Morocco is a country with a long and rich geological history, and a diverse range of mineral deposits. Mining makes an important contribution to the country’s economy, and mineral exploration projects are also under way in many areas. At BGS we are building a collaborative project with Moroccan colleagues from the Université Cadi Ayyad in Marrakech, to further study the genesis of some of these mineral deposits. Many of the major mines and exploration projects are owned and managed by Managem Group, which has provided significant support for the work so far.

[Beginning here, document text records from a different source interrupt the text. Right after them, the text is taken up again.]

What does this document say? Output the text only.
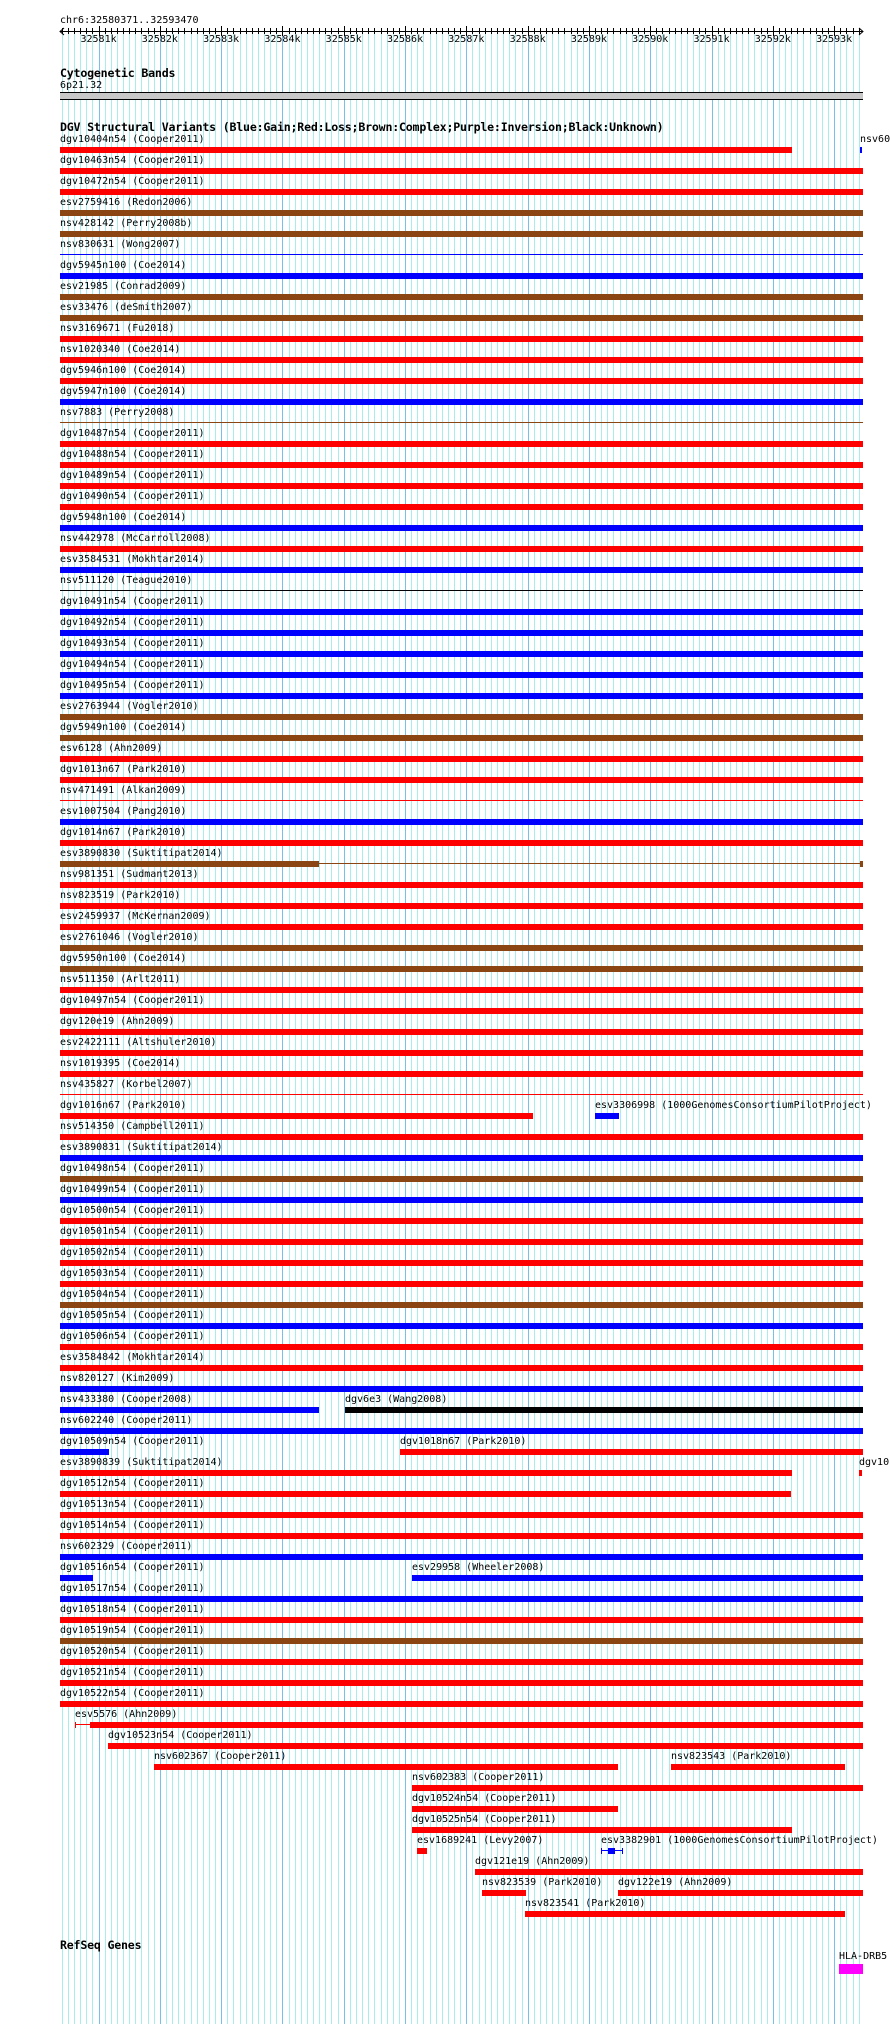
chr6:32580371..32593470
32581k	32582k	32583k	32584k	32585k	32586k	32587k	32588k	32589k	32590k	32591k	32592k	32593k
Cytogenetic Bands
6p21.32
DGV Structural Variants (Blue:Gain;Red:Loss;Brown:Complex;Purple:Inversion;Black:Unknown)
dgv10404n54 (Cooper2011)	nsv60
dgv10463n54 (Cooper2011)
dgv10472n54 (Cooper2011)
esv2759416 (Redon2006)
nsv428142 (Perry2008b)
nsv830631 (Wong2007)
dgv5945n100 (Coe2014)
esv21985 (Conrad2009)
esv33476 (deSmith2007)
nsv3169671 (Fu2018)
nsv1020340 (Coe2014)
dgv5946n100 (Coe2014)
dgv5947n100 (Coe2014)
nsv7883 (Perry2008)
dgv10487n54 (Cooper2011)
dgv10488n54 (Cooper2011)
dgv10489n54 (Cooper2011)
dgv10490n54 (Cooper2011)
dgv5948n100 (Coe2014)
nsv442978 (McCarroll2008)
esv3584531 (Mokhtar2014)
nsv511120 (Teague2010)
dgv10491n54 (Cooper2011)
dgv10492n54 (Cooper2011)
dgv10493n54 (Cooper2011)
dgv10494n54 (Cooper2011)
dgv10495n54 (Cooper2011)
esv2763944 (Vogler2010)
dgv5949n100 (Coe2014)
esv6128 (Ahn2009)
dgv1013n67 (Park2010)
nsv471491 (Alkan2009)
esv1007504 (Pang2010)
dgv1014n67 (Park2010)
esv3890830 (Suktitipat2014)
nsv981351 (Sudmant2013)
nsv823519 (Park2010)
esv2459937 (McKernan2009)
esv2761046 (Vogler2010)
dgv5950n100 (Coe2014)
nsv511350 (Arlt2011)
dgv10497n54 (Cooper2011)
dgv120e19 (Ahn2009)
esv2422111 (Altshuler2010)
nsv1019395 (Coe2014)
nsv435827 (Korbel2007)
dgv1016n67 (Park2010)	esv3306998 (1000GenomesConsortiumPilotProject)
nsv514350 (Campbell2011)
esv3890831 (Suktitipat2014)
dgv10498n54 (Cooper2011)
dgv10499n54 (Cooper2011)
dgv10500n54 (Cooper2011)
dgv10501n54 (Cooper2011)
dgv10502n54 (Cooper2011)
dgv10503n54 (Cooper2011)
dgv10504n54 (Cooper2011)
dgv10505n54 (Cooper2011)
dgv10506n54 (Cooper2011)
esv3584842 (Mokhtar2014)
nsv820127 (Kim2009)
nsv433380 (Cooper2008)	dgv6e3 (Wang2008)
nsv602240 (Cooper2011)
dgv10509n54 (Cooper2011)	dgv1018n67 (Park2010)
esv3890839 (Suktitipat2014)	dgv10
dgv10512n54 (Cooper2011)
dgv10513n54 (Cooper2011)
dgv10514n54 (Cooper2011)
nsv602329 (Cooper2011)
dgv10516n54 (Cooper2011)	esv29958 (Wheeler2008)
dgv10517n54 (Cooper2011)
dgv10518n54 (Cooper2011)
dgv10519n54 (Cooper2011)
dgv10520n54 (Cooper2011)
dgv10521n54 (Cooper2011)
dgv10522n54 (Cooper2011)
esv5576 (Ahn2009)
dgv10523n54 (Cooper2011)
nsv602367 (Cooper2011)	nsv823543 (Park2010)
nsv602383 (Cooper2011)
dgv10524n54 (Cooper2011)
dgv10525n54 (Cooper2011)
esv1689241 (Levy2007)	esv3382901 (1000GenomesConsortiumPilotProject)
dgv121e19 (Ahn2009)
nsv823539 (Park2010) dgv122e19 (Ahn2009)
nsv823541 (Park2010)
RefSeq Genes
HLA-DRB5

Our interest in Moroccan mineral deposits is particularly focused on areas that have been affected by the Variscan orogeny. Around the ‘rose city’ of Marrakech lie areas of Carboniferous sedimentary rocks that were deformed and metamorphosed to low grades during the Variscan. This area is characterised by a number of polymetallic massive sulphide deposits that represent sizeable resources of copper, lead and zinc, and locally also contain gold and silver. Two of these deposits are exploited by underground mines, one to the south of Marrakech (Hajjar) and the other to the north of Marrakech (Draa Sfar). Draa Sfar is one of the deepest mines in North Africa, with its deepest shaft reaching more than a kilometre below ground. Draa Sfar lies within an area known as the Central Jebilet massif, just north of Marrakech, which also hosts many other massive sulphides, including the previously-mined Kettara deposit.

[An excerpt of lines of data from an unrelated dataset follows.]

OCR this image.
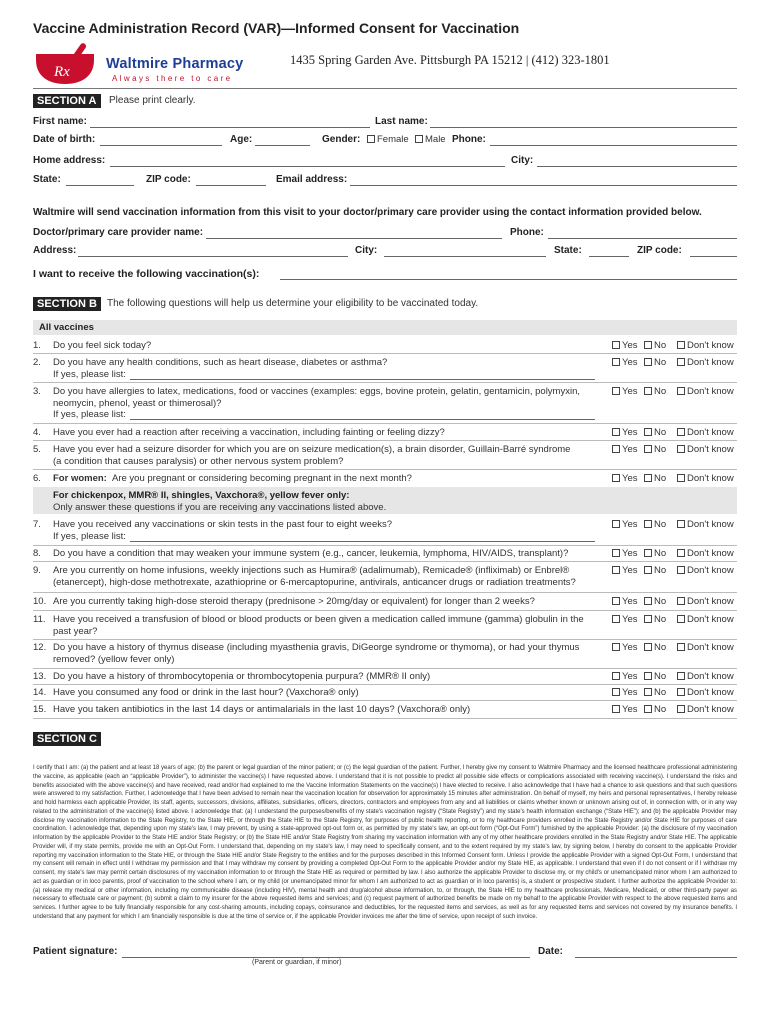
Vaccine Administration Record (VAR)—Informed Consent for Vaccination
Rx Waltmire Pharmacy
Always there to care
1435 Spring Garden Ave. Pittsburgh PA 15212 | (412) 323-1801
SECTION A	Please print clearly.
First name:	Last name:
Date of birth:	Age:	Gender:	Female	Male Phone:
Home address:	City:
State:	ZIP code:	Email address:
Waltmire will send vaccination information from this visit to your doctor/primary care provider using the contact information provided below.
Doctor/primary care provider name:	Phone:
Address:	City:	State:	ZIP code:
I want to receive the following vaccination(s):
SECTION B	The following questions will help us determine your eligibility to be vaccinated today.
All vaccines
1. Do you feel sick today?	Yes	No	Don't know
2. Do you have any health conditions, such as heart disease, diabetes or asthma?
If yes, please list:
Yes	No	Don't know
3. Do you have allergies to latex, medications, food or vaccines (examples: eggs, bovine protein, gelatin, gentamicin, polymyxin,
neomycin, phenol, yeast or thimerosal)?
If yes, please list:
Yes	No	Don't know
4. Have you ever had a reaction after receiving a vaccination, including fainting or feeling dizzy?	Yes	No	Don't know
5. Have you ever had a seizure disorder for which you are on seizure medication(s), a brain disorder, Guillain-Barré syndrome
(a condition that causes paralysis) or other nervous system problem?
Yes	No	Don't know
6. For women: Are you pregnant or considering becoming pregnant in the next month?	Yes	No	Don't know
For chickenpox, MMR® II, shingles, Vaxchora®, yellow fever only:
Only answer these questions if you are receiving any vaccinations listed above.
7. Have you received any vaccinations or skin tests in the past four to eight weeks?
If yes, please list:
Yes	No	Don't know
8. Do you have a condition that may weaken your immune system (e.g., cancer, leukemia, lymphoma, HIV/AIDS, transplant)?	Yes	No	Don't know
9. Are you currently on home infusions, weekly injections such as Humira® (adalimumab), Remicade® (infliximab) or Enbrel®
(etanercept), high-dose methotrexate, azathioprine or 6-mercaptopurine, antivirals, anticancer drugs or radiation treatments?
Yes	No	Don't know
10. Are you currently taking high-dose steroid therapy (prednisone > 20mg/day or equivalent) for longer than 2 weeks?	Yes	No	Don't know
11. Have you received a transfusion of blood or blood products or been given a medication called immune (gamma) globulin in the
past year?
Yes	No	Don't know
12. Do you have a history of thymus disease (including myasthenia gravis, DiGeorge syndrome or thymoma), or had your thymus
removed? (yellow fever only)
Yes	No	Don't know
13. Do you have a history of thrombocytopenia or thrombocytopenia purpura? (MMR® II only)	Yes	No	Don't know
14. Have you consumed any food or drink in the last hour? (Vaxchora® only)	Yes	No	Don't know
15. Have you taken antibiotics in the last 14 days or antimalarials in the last 10 days? (Vaxchora® only)	Yes	No	Don't know
SECTION C
I certify that I am: (a) the patient and at least 18 years of age; (b) the parent or legal guardian of the minor patient; or (c) the legal guardian of the patient. Further, I hereby give my consent to Waltmire Pharmacy and the licensed healthcare professional administering the vaccine, as applicable (each an “applicable Provider”), to administer the vaccine(s) I have requested above. I understand that it is not possible to predict all possible side effects or complications associated with receiving vaccine(s). I understand the risks and benefits associated with the above vaccine(s) and have received, read and/or had explained to me the Vaccine Information Statements on the vaccine(s) I have elected to receive. I also acknowledge that I have had a chance to ask questions and that such questions were answered to my satisfaction. Further, I acknowledge that I have been advised to remain near the vaccination location for observation for approximately 15 minutes after administration. On behalf of myself, my heirs and personal representatives, I hereby release and hold harmless each applicable Provider, its staff, agents, successors, divisions, affiliates, subsidiaries, officers, directors, contractors and employees from any and all liabilities or claims whether known or unknown arising out of, in connection with, or in any way related to the administration of the vaccine(s) listed above. I acknowledge that: (a) I understand the purposes/benefits of my state's vaccination registry (“State Registry”) and my state's health information exchange (“State HIE”); and (b) the applicable Provider may disclose my vaccination information to the State Registry, to the State HIE, or through the State HIE to the State Registry, for purposes of public health reporting, or to my healthcare providers enrolled in the State Registry and/or State HIE for purposes of care coordination. I acknowledge that, depending upon my state's law, I may prevent, by using a state-approved opt-out form or, as permitted by my state's law, an opt-out form (“Opt-Out Form”) furnished by the applicable Provider: (a) the disclosure of my vaccination information by the applicable Provider to the State HIE and/or State Registry; or (b) the State HIE and/or State Registry from sharing my vaccination information with any of my other healthcare providers enrolled in the State Registry and/or State HIE. The applicable Provider will, if my state permits, provide me with an Opt-Out Form. I understand that, depending on my state's law, I may need to specifically consent, and to the extent required by my state's law, by signing below, I hereby do consent to the applicable Provider reporting my vaccination information to the State HIE, or through the State HIE and/or State Registry to the entities and for the purposes described in this Informed Consent form. Unless I provide the applicable Provider with a signed Opt-Out Form, I understand that my consent will remain in effect until I withdraw my permission and that I may withdraw my consent by providing a completed Opt-Out Form to the applicable Provider and/or my State HIE, as applicable. I understand that even if I do not consent or if I withdraw my consent, my state's law may permit certain disclosures of my vaccination information to or through the State HIE as required or permitted by law. I also authorize the applicable Provider to disclose my, or my child's or unemancipated minor whom I am authorized to act as guardian or in loco parentis, proof of vaccination to the school where I am, or my child (or unemancipated minor for whom I am authorized to act as guardian or in loco parentis) is, a student or prospective student. I further authorize the applicable Provider to: (a) release my medical or other information, including my communicable disease (including HIV), mental health and drug/alcohol abuse information, to, or through, the State HIE to my healthcare professionals, Medicare, Medicaid, or other third-party payer as necessary to effectuate care or payment; (b) submit a claim to my insurer for the above requested items and services; and (c) request payment of authorized benefits be made on my behalf to the applicable Provider with respect to the above requested items and services. I further agree to be fully financially responsible for any cost-sharing amounts, including copays, coinsurance and deductibles, for the requested items and services, as well as for any requested items and services not covered by my insurance benefits. I understand that any payment for which I am financially responsible is due at the time of service or, if the applicable Provider invoices me after the time of service, upon receipt of such invoice.
Patient signature:
(Parent or guardian, if minor)
Date:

The massive sulphide bodies have narrow, linear surface expressions but extend to depths of many hundreds of metres. They have typically been considered to represent classic volcanic massive sulphide systems that formed on the ancient sea floor, and were subsequently deformed and tilted into their current near-vertical positions. However, an alternative theory has recently been proposed, suggesting that they were formed in association with deformation and magmatism, and focused along shear zones, so that their current steep dips were formed during emplacement and reflect this structural control. Understanding the regional context, and identifying which hypothesis is correct, is vital for future regional exploration.
During recent field trips to Morocco, we have visited many of the massive sulphide deposits in the Central Jebilet, and descended into the active mines. We have also travelled further afield, for instance to the Anti Atlas mountains further south, to visit other metal deposits in areas affected by Variscan deformation. Our next step, starting in the autumn of 2015, will be to carry out more detailed stratigraphical and structural mapping of part of the Central Jebilet, in order to improve our understanding of the regional controls affecting where the massive sulphide deposits occur. Collaborating with our Moroccan colleagues and PhD students, we will follow up with mineralogical and isotopic studies. Our objective is to significantly improve understanding of this major sulphide province, in order to focus future mineral exploration.